02. A lei infraconstitucional específica que rege a matéria é a Lei nº 9.526/97, alterada posteriormente pela Lei nº 9.814/99, que estabelece o prazo para a interposição de recursos existentes nas contas de depósito, cujos cadastros não foram objeto de atualização, ou que tenham sido repassados ao Tesouro Nacional em virtude da perda do prazo recursal quanto aos saldos remanescentes não reclamados (previsto no art. 1º, §3º desta lei), até 31de dezembro 2002 (art. 4º-A). Após esta data, os saldos das contas não recadastradas passaram ao domínio da União e repassados ao Tesouro Nacional.

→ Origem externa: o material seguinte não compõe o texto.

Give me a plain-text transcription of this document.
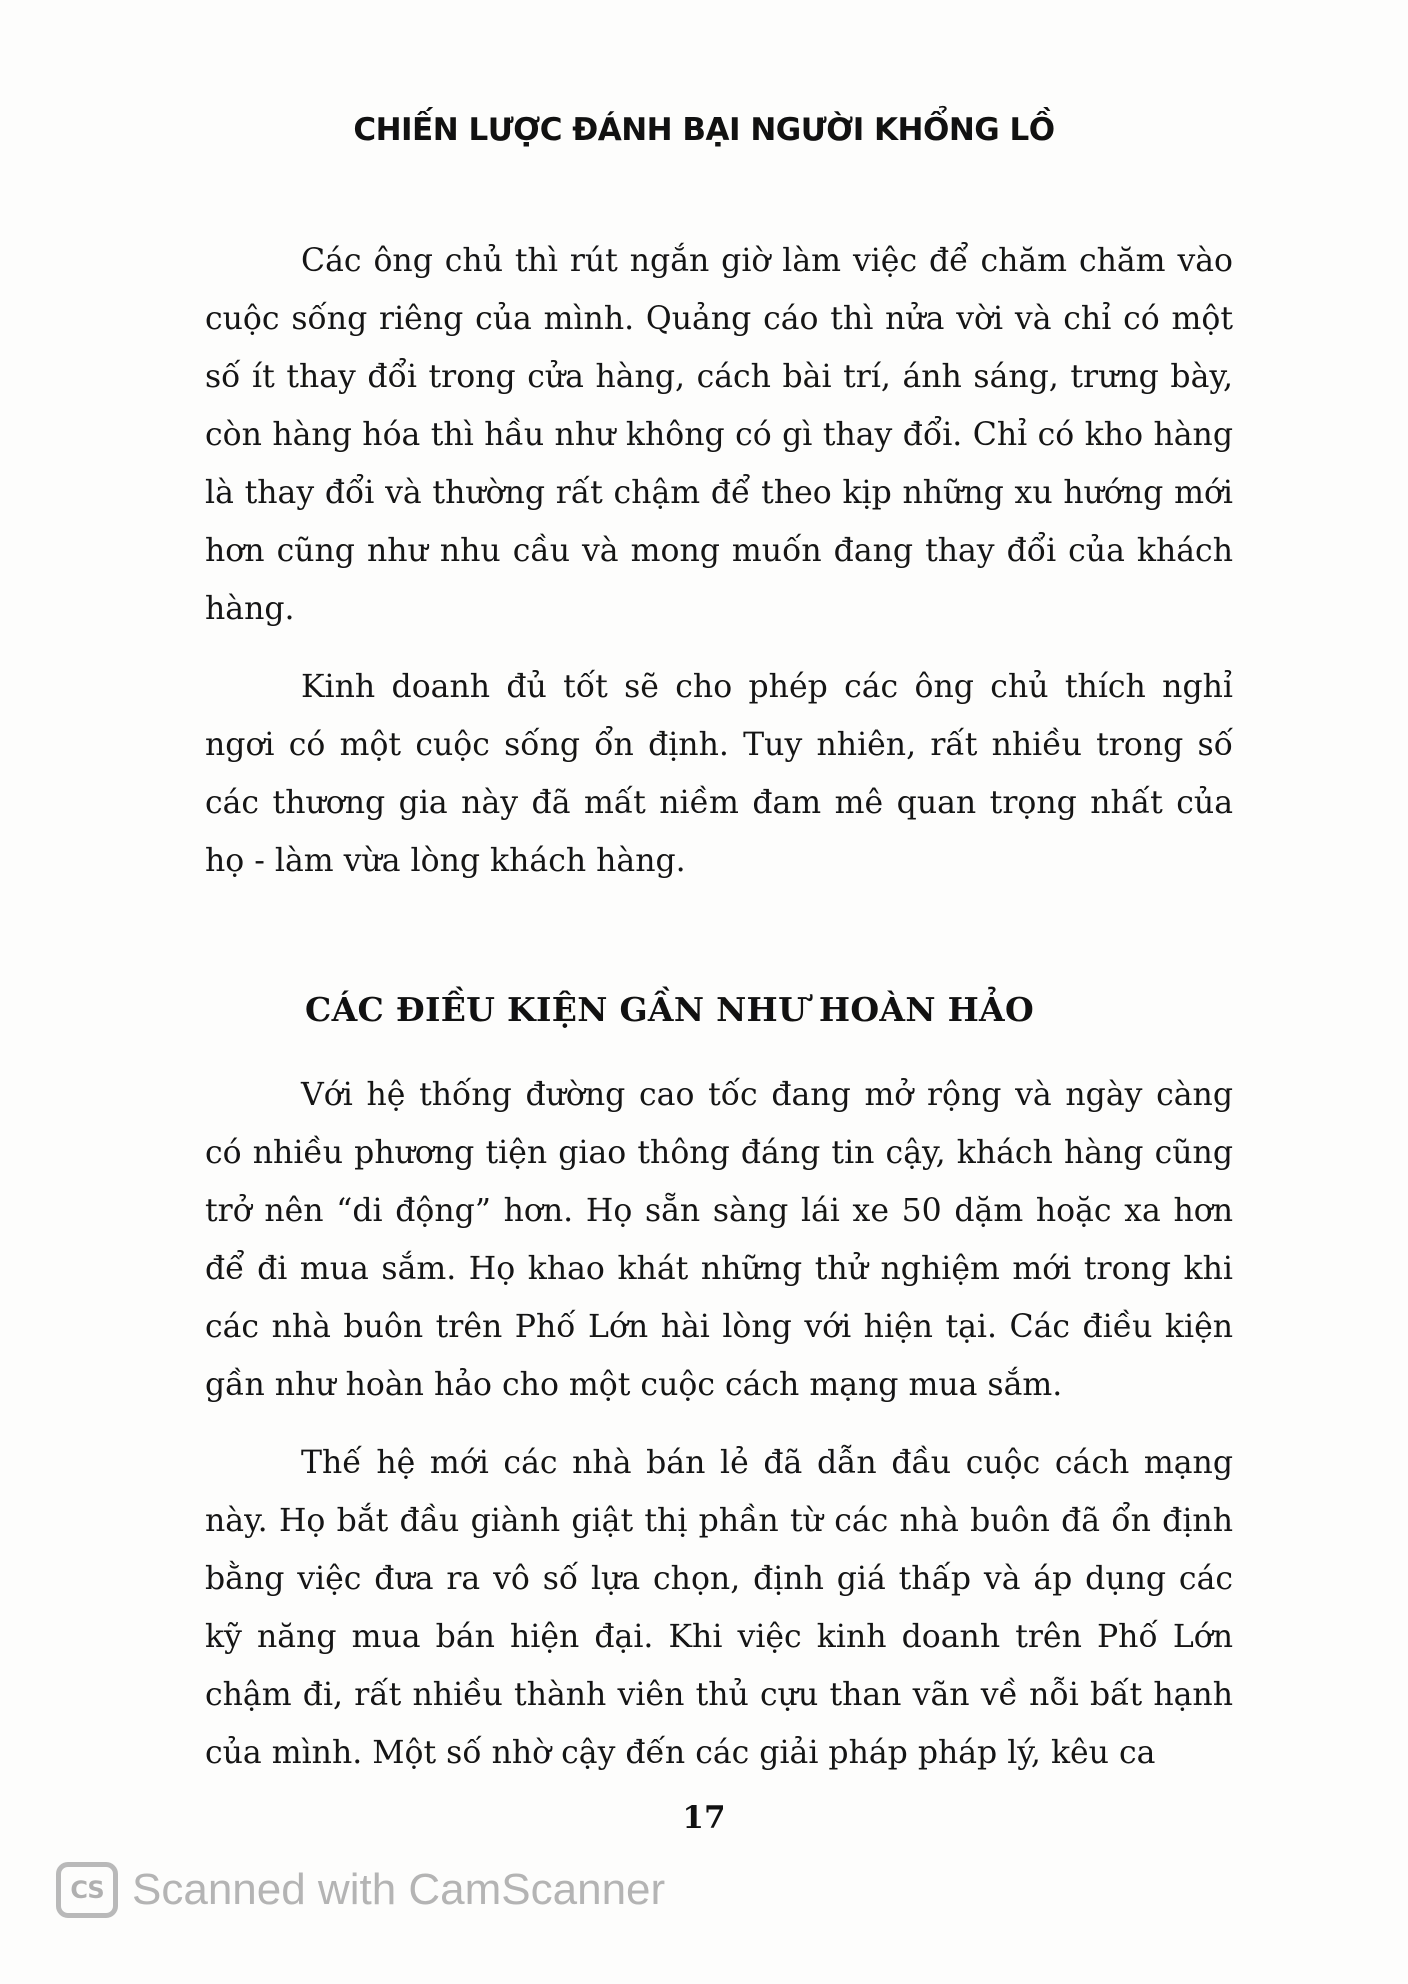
CHIẾN LƯỢC ĐÁNH BẠI NGƯỜI KHỔNG LỒ

Các ông chủ thì rút ngắn giờ làm việc để chăm chăm vào cuộc sống riêng của mình. Quảng cáo thì nửa vời và chỉ có một số ít thay đổi trong cửa hàng, cách bài trí, ánh sáng, trưng bày, còn hàng hóa thì hầu như không có gì thay đổi. Chỉ có kho hàng là thay đổi và thường rất chậm để theo kịp những xu hướng mới hơn cũng như nhu cầu và mong muốn đang thay đổi của khách hàng.

Kinh doanh đủ tốt sẽ cho phép các ông chủ thích nghỉ ngơi có một cuộc sống ổn định. Tuy nhiên, rất nhiều trong số các thương gia này đã mất niềm đam mê quan trọng nhất của họ - làm vừa lòng khách hàng.

CÁC ĐIỀU KIỆN GẦN NHƯ HOÀN HẢO

Với hệ thống đường cao tốc đang mở rộng và ngày càng có nhiều phương tiện giao thông đáng tin cậy, khách hàng cũng trở nên “di động” hơn. Họ sẵn sàng lái xe 50 dặm hoặc xa hơn để đi mua sắm. Họ khao khát những thử nghiệm mới trong khi các nhà buôn trên Phố Lớn hài lòng với hiện tại. Các điều kiện gần như hoàn hảo cho một cuộc cách mạng mua sắm.

Thế hệ mới các nhà bán lẻ đã dẫn đầu cuộc cách mạng này. Họ bắt đầu giành giật thị phần từ các nhà buôn đã ổn định bằng việc đưa ra vô số lựa chọn, định giá thấp và áp dụng các kỹ năng mua bán hiện đại. Khi việc kinh doanh trên Phố Lớn chậm đi, rất nhiều thành viên thủ cựu than vãn về nỗi bất hạnh của mình. Một số nhờ cậy đến các giải pháp pháp lý, kêu ca

17
CS Scanned with CamScanner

03. No julgamento da Medida Cautelar na ADI nº 1715/DF, o Plenário do Supremo Tribunal de Federal entendeu que a Lei nº 9.526/97 não é inconstitucional, na medida em que os prazos de prescrição e decadência são objeto de disposição infraconstitucional; tampouco ofende o princípio constitucional do ato jurídico perfeito, porquanto as novas normas são aplicáveis às relações jurídicas em curso.
04. Na espécie, a autora além de perder o prazo previsto no art. 4º-A da Lei nº 9.526/97, para interpor recurso administrativo junto à instituição financeira, também perdeu o prazo de 06 (seis) meses para reclamar judicialmente os saldos de depósitos em conta poupança transferidos ao Tesouro Nacional (art. 3º), que se iniciou a partir da data da publicação desta lei, em 19 de janeiro de 1998.
05. Decadência mantida. Apelação improvida.